Amazon just walked out on its self-checkout technology

The company is removing Just Walk Out from Fresh grocery stores in the US.


Amazon is removing Just Walk Out tech from all of its Fresh grocery stores in the US, as reported by The Information. The self-checkout system relies on a host of cameras, sensors and good old-fashioned human eyeballs to track what people leave the store with, charging the customers accordingly.

The technology has been plagued by issues from the onset. Most notably, Just Walk Out merely presents the illusion of automation, with Amazon crowing about generative AI and the like. Here’s where the smoke and mirrors come in. While the stores have no actual cashiers, there are reportedly over 1,000 real people in India scanning the camera feeds to ensure accurate checkouts.

It’s also incredibly expensive to install and maintain the necessary equipment, which is likely why Just Walk Out technology was only adopted at around half of Fresh stores in the US. There have been plenty of frustrating issues for consumers when using this system, from receipts being sent out hours after purchase to completely mismanaged orders. In other words, it took a vast array of sensitive equipment and 1,000 people staring at video feeds to do the job of one or two people sitting behind cash registers at each store. Ain’t modern innovation grand? To be fair, Amazon reached out to Engadget to say that the tech "has continued to scale while reducing the number of human reviews year-over-year."

There’s also some major privacy concerns here. Remember those cameras and sensors? They can be used to collect biometric information as people shop. This goes beyond Amazon’s palm-scanning tech, as the cameras and sensors measure the shape and size of each customer’s body for identification and tracking purposes. This led to a class action suit in New York that accused the company's Amazon One technology of collecting biometric identifier information without properly disclosing the practices to consumers.

The suit says that Amazon ran afoul of the state’s Biometric Identifier Information Law, which requires businesses to tell customers if they are collecting data used for identification purposes. Peter Romer-Friedman, an attorney representing the plaintiffs, told The Seattle Times that “Amazon owes its customers an explanation about how it’s operating these systems before people enter — so that people can decide for themselves whether they want to provide measurements of the size and shape of their body as a condition of getting a sandwich.” The company says that Just Walk Out, however, doesn't rely on the same biometric identifiers.

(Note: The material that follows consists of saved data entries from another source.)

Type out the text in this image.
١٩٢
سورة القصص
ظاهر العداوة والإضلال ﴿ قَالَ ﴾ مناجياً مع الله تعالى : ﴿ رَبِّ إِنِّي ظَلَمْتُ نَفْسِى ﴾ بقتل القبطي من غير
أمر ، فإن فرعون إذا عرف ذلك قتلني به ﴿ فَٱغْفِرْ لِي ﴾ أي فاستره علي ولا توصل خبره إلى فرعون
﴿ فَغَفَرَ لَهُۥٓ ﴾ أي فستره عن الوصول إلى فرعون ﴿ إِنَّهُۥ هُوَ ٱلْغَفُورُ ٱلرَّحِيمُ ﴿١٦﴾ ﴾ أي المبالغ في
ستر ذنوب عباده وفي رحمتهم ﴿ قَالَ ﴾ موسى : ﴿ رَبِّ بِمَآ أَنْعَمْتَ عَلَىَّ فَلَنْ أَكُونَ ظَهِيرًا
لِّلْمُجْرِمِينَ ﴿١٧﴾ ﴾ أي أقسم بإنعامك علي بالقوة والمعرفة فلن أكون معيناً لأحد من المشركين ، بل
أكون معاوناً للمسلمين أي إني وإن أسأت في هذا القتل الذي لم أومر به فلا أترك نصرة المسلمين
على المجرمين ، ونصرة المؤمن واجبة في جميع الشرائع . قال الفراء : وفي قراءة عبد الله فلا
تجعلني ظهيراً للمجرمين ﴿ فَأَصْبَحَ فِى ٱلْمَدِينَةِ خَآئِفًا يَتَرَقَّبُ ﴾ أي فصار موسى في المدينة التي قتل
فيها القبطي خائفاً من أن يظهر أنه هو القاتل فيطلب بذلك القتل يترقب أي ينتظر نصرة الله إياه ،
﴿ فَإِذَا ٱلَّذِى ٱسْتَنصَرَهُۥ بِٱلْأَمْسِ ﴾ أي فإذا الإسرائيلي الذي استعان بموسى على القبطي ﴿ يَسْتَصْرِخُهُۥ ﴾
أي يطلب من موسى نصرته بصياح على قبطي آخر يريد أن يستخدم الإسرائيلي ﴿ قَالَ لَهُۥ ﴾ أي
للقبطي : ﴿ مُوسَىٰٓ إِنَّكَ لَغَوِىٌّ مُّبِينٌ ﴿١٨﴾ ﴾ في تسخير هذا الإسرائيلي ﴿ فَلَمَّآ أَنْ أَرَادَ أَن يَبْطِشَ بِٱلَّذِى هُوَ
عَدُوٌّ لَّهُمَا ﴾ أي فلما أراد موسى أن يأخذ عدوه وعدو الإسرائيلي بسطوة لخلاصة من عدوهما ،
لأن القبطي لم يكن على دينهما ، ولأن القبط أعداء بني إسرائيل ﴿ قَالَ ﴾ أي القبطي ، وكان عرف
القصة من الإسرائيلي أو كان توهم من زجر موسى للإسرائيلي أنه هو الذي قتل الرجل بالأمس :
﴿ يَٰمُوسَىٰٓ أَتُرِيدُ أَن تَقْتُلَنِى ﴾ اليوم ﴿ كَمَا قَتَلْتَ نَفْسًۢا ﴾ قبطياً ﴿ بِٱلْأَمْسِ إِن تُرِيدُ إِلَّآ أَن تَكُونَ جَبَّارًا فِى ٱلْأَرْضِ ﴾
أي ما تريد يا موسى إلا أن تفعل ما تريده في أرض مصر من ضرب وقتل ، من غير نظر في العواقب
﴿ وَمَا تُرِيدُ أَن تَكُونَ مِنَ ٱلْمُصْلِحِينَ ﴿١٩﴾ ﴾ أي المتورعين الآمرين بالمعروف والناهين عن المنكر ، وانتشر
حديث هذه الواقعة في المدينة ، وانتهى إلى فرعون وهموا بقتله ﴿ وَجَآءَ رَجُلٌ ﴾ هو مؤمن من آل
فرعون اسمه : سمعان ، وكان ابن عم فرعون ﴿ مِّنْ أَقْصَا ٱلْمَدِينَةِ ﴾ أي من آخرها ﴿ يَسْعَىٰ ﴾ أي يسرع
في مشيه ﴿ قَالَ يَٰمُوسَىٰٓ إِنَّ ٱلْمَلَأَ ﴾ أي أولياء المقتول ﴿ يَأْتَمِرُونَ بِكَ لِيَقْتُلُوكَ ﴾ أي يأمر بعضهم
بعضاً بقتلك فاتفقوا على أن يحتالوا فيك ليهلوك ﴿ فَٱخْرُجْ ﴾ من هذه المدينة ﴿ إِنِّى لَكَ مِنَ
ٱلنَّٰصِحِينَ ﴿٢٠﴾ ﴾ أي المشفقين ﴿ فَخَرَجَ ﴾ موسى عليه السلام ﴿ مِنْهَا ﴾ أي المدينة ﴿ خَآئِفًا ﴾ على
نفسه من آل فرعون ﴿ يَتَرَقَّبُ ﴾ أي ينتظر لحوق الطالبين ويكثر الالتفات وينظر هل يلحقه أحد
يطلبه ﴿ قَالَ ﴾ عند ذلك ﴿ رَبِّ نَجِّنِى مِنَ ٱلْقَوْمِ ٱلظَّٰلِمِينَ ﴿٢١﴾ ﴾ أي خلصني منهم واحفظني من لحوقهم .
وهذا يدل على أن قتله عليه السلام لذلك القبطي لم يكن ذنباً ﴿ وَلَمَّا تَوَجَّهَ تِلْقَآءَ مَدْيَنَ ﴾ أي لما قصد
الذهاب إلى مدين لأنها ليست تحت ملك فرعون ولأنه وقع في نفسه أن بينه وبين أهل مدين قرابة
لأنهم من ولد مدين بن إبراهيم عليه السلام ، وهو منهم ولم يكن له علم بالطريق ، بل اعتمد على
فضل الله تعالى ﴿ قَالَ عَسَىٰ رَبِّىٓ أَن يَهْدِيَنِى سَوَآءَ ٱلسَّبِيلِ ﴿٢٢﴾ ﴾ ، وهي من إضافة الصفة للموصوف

Amazon tried to sell the technology to other retail chains, but didn’t get too many bites. It teamed up with Starbucks in a few locations and there was a small launch in hospitals for medical staff, but that’s about it. One sticking point? These systems require high ceilings to accommodate the cameras and sensors. Reuters also suggested that many retailers consider Amazon a competitor and disruptor, souring them on a technology partnership. Those 1,000 off-shore cashiers probably didn’t help with the sales pitch either.

Just Walk Out technology will continue to be offered in many stores in the UK. As for the US, Amazon says the removal of these systems is part of a larger effort to revamp its retail grocery arm. The company plans on bringing its Dash smart carts to retail locations, after a test at several Whole Foods and Fresh stores. These smart carts are equipped with scales and sensors to track spending in real time and, of course, allow consumers to skip the checkout.

Update, April 3, 2024, 2:10 PM ET: This story has been updated to include information provided by an Amazon rep regarding the specifics of the Just Walk Out technology.